磯田) 「これを一万、十万・・・と砂ほどの数に割っていったらどうなると思う。数で考えてみて」といったら、娘はしばらく考えてから「その欠片はなくなるんじゃない?」というのです。また「欠片はそのうち小さくなりすぎてなくなってしまうけど、数はいくらでもあるかもしれない」といいます。
 これは論理的には間違っていません。目の前から物体がなくならなければ数は有限である。物体がなくなってしまえば、数は無限であるといえます。程度の差、早さ遅さはあれ、人間は先見的に理性の本体をもっています。娘と割り箸の話をしながら、僕はそのことを確信しました。
 
中西) 万葉集に「雲の上に鳴きつる雁の寒きなへ萩の下葉は黄変(もみち)ぬるかも」(巻8-1575)という興味深い一首があるのです。
 
磯田) それは興味深い。空を飛ぶ渡り鳥の雁が鳴く声を地上の萩が聞いて、葉っぱが紅葉として色づくというわけですか。
 
中西) ええ。「葉鶏頭(はげいとう)」という花は、雁が飛んでくる八月あたりから葉っぱの色が変わります。俳句の言葉で、この「葉鶏頭」のことを「雁来紅(がんらいこう)」と呼ぶのです。
 
磯田) 雁がやって来ると、とたんに葉っぱが紅色に色づく。
 
中西) 萩をはじめとする木々の色が秋になると変わる。これは植物が勝手に赤くなったのではなく、雁が赤くしたのだと擬人化するのです。しかし万葉人に「擬人化」の考えはありませんので、萩が雁の声を聞いて「ああ、今年も雁が来たな。そろそろ紅葉にしよう」と萩が赤くなる。

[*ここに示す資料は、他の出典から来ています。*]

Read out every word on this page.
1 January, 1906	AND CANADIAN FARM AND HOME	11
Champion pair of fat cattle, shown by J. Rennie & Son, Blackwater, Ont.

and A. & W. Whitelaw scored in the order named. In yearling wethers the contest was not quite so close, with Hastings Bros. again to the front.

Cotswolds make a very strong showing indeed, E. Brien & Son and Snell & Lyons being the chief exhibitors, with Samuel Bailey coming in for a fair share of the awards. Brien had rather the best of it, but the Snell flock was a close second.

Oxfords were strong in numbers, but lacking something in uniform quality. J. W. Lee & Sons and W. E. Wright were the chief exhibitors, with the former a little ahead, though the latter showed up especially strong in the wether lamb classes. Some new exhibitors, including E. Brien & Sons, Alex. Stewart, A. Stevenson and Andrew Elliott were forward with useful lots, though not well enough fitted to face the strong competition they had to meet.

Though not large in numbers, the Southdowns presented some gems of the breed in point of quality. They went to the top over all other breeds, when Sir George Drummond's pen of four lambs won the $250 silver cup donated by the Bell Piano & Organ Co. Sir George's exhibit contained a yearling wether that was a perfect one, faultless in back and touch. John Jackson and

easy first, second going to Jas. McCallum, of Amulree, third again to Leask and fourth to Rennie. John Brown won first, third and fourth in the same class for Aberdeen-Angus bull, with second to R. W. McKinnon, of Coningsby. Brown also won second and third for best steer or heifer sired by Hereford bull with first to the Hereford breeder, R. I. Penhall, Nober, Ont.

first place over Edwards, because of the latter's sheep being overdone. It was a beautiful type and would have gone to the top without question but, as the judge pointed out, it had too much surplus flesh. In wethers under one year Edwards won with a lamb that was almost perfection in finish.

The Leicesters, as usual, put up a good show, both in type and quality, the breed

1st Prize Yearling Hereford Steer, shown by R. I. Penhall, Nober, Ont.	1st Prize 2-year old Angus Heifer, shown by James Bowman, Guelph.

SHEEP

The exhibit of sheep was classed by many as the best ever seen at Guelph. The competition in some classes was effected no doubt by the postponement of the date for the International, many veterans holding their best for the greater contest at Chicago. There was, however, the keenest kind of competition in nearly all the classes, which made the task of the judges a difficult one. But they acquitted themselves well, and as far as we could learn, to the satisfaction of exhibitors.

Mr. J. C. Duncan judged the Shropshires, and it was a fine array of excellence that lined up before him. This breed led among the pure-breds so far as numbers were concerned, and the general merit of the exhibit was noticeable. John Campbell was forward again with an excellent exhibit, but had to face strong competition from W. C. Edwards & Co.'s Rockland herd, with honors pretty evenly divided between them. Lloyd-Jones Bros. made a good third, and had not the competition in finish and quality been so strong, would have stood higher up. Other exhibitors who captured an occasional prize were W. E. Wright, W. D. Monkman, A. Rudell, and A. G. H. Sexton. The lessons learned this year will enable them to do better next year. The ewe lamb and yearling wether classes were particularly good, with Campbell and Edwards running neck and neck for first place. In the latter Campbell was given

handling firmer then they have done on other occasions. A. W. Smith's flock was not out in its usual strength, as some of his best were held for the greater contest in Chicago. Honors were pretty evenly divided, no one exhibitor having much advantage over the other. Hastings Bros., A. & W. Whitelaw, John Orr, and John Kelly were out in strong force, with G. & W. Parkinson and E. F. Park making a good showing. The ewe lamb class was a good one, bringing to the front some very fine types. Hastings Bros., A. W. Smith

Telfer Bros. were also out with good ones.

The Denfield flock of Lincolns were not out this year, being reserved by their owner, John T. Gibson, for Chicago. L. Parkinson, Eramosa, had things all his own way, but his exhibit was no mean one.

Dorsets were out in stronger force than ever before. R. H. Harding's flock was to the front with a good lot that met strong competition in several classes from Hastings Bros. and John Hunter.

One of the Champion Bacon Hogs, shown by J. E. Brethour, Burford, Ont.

 松尾芭蕉は「鶏頭や/雁の来るとき/なお赤し」と詠みました。万葉の歌人にしても芭蕉にしても、植物が聴覚をもっていたと考えていたのかもしれません。だって空飛ぶ雁の声を聴いて、季節の移り変わりを知覚しているのですからね。実に「耳寄り」な話でしょ。

磯田道史(いそだ みちふみ)
 1970年、岡山市生まれ。慶應義塾大学大学院文学研究科博士課程修了。国際日本文化研究センター准教授。「武士の家計簿」「天災から日本史を読みなおす」「日本史の内幕」など著書多数。歴史家。
 
中西 進(なかにし すすむ)
 1929年、東京生まれ。 東京大学大学院修了。成城大学教授、米プリンストン大学客員教授、筑波大学教授、国際日本文化研究センター教授、トロント大学客員教授。 姫路文学館館長、大阪女子大学学長、帝塚山学院理事長・学院長、京都市立芸術大学学長、池坊短期大学学長、奈良県立万葉文化館館長を歴任。全国大学国語国文学会会長、日本ペンクラブ副会長。文学博士。文化功労者。文化勲章受章。